Otherwise, choose $x=x_0$ in equation $(4)$, we get $f(0)=0$ which is a contradiction.
Combining equation $(2)$, we know $c=1$ or $-1$.
If $c=1$, that is to say $f(0)=1,$ choose $y=1$ in equqtion $(1)$, we get $f(x+1)=f(x)-1$. So $f(n)=1-n$ and $f(x+n)=f(x)-n$ for all $n\in Z$. By equation $(1)$ we get $$f(f(x)f(y)+1)+f(x+y+n)=f(xy+n+1).\ \ \ (5)$$ In the following we prove that: $f$ is injective. If $f(a)=f(b)$, choose integer $n$ such that $(b-n)^2>4(a-n-1)$, such that there exists $x_0,y_0$ statisfying $$x_0y_0+n+1=a,x_0+y_0+n=b.$$ From equation$(5)$ we get $f(x_0)f(y_0)+1=1$, so $f(x_0)=0$ or $f(y_0)=0$ ,i.e. $x_0=1$ or $y_0=1$, and this implies $a=b$ which is the injectivity of function $f$.

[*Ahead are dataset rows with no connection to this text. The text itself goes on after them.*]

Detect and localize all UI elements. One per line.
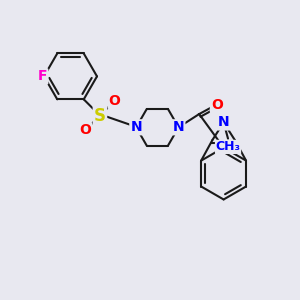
Text: S: S: [94, 106, 106, 124]
Text: N: N: [173, 120, 184, 134]
Text: F: F: [38, 69, 47, 83]
Text: O: O: [79, 123, 91, 137]
Text: O: O: [109, 94, 121, 108]
Text: O: O: [211, 98, 223, 112]
Text: CH₃: CH₃: [215, 140, 241, 153]
Text: N: N: [218, 116, 230, 130]
Text: N: N: [130, 120, 142, 134]
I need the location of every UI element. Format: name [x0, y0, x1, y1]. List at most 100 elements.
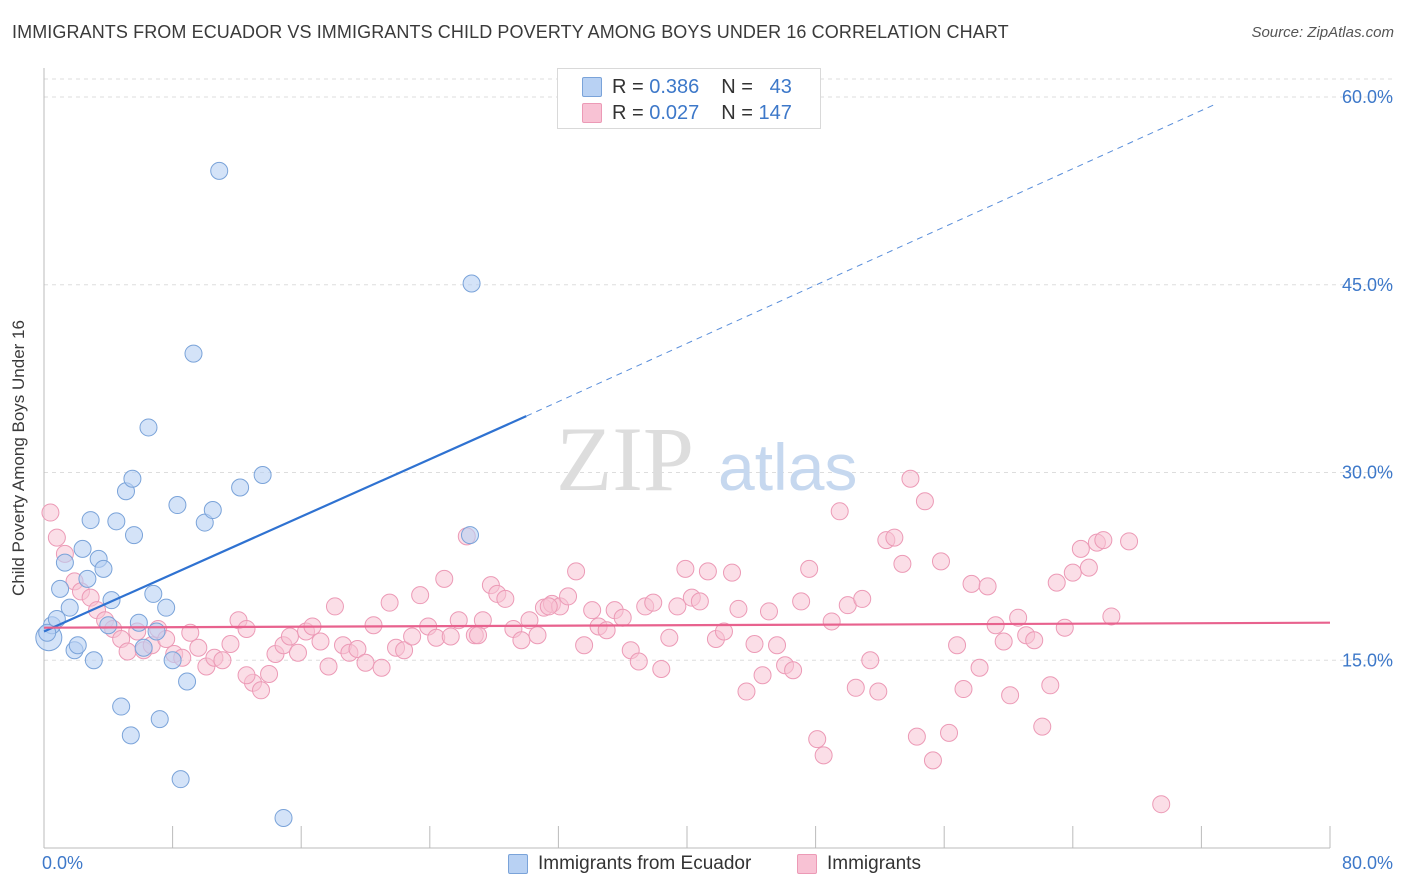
data-point-ecuador	[68, 636, 87, 655]
data-point-ecuador	[84, 651, 103, 670]
data-point-immigrants	[356, 653, 375, 672]
y-tick-label: 30.0%	[1342, 463, 1393, 483]
data-point-immigrants	[723, 563, 742, 582]
data-point-ecuador	[462, 274, 481, 293]
legend-item-immigrants[interactable]: Immigrants	[797, 852, 921, 876]
data-point-immigrants	[435, 569, 454, 588]
data-point-ecuador	[184, 344, 203, 363]
data-point-immigrants	[901, 469, 920, 488]
r-label: R =	[612, 101, 644, 124]
stats-row-blue: R = 0.386 N = 43	[582, 74, 792, 100]
data-point-immigrants	[221, 634, 240, 653]
data-point-ecuador	[274, 808, 293, 827]
data-point-immigrants	[1152, 795, 1171, 814]
r-label: R =	[612, 75, 644, 98]
data-point-ecuador	[210, 161, 229, 180]
watermark-zip: ZIP	[556, 408, 694, 510]
data-point-immigrants	[954, 680, 973, 699]
legend-item-ecuador[interactable]: Immigrants from Ecuador	[508, 852, 751, 876]
data-point-ecuador	[253, 466, 272, 485]
legend-label: Immigrants	[827, 853, 921, 874]
data-point-immigrants	[597, 621, 616, 640]
data-point-immigrants	[288, 643, 307, 662]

From equation $(3)$, we know $f(f(x))=1-f(x)$. On the one hand, $f(f(f(x)))=1-f(f(x))=1-(1-f(x))=f(x);$ on the other hand, $f(f(f(x)))=f(1-f(x))$. Injectivity of $f$ implies $f(x)=1-x.$
If $c=-1$, we can get $f(x)=x-1$ in the same way as above!
In conclusion, all the solutions of the fucntioanl equation are the following: $$f(x)=0; f(x)=1-x; f(x)=x-1.$$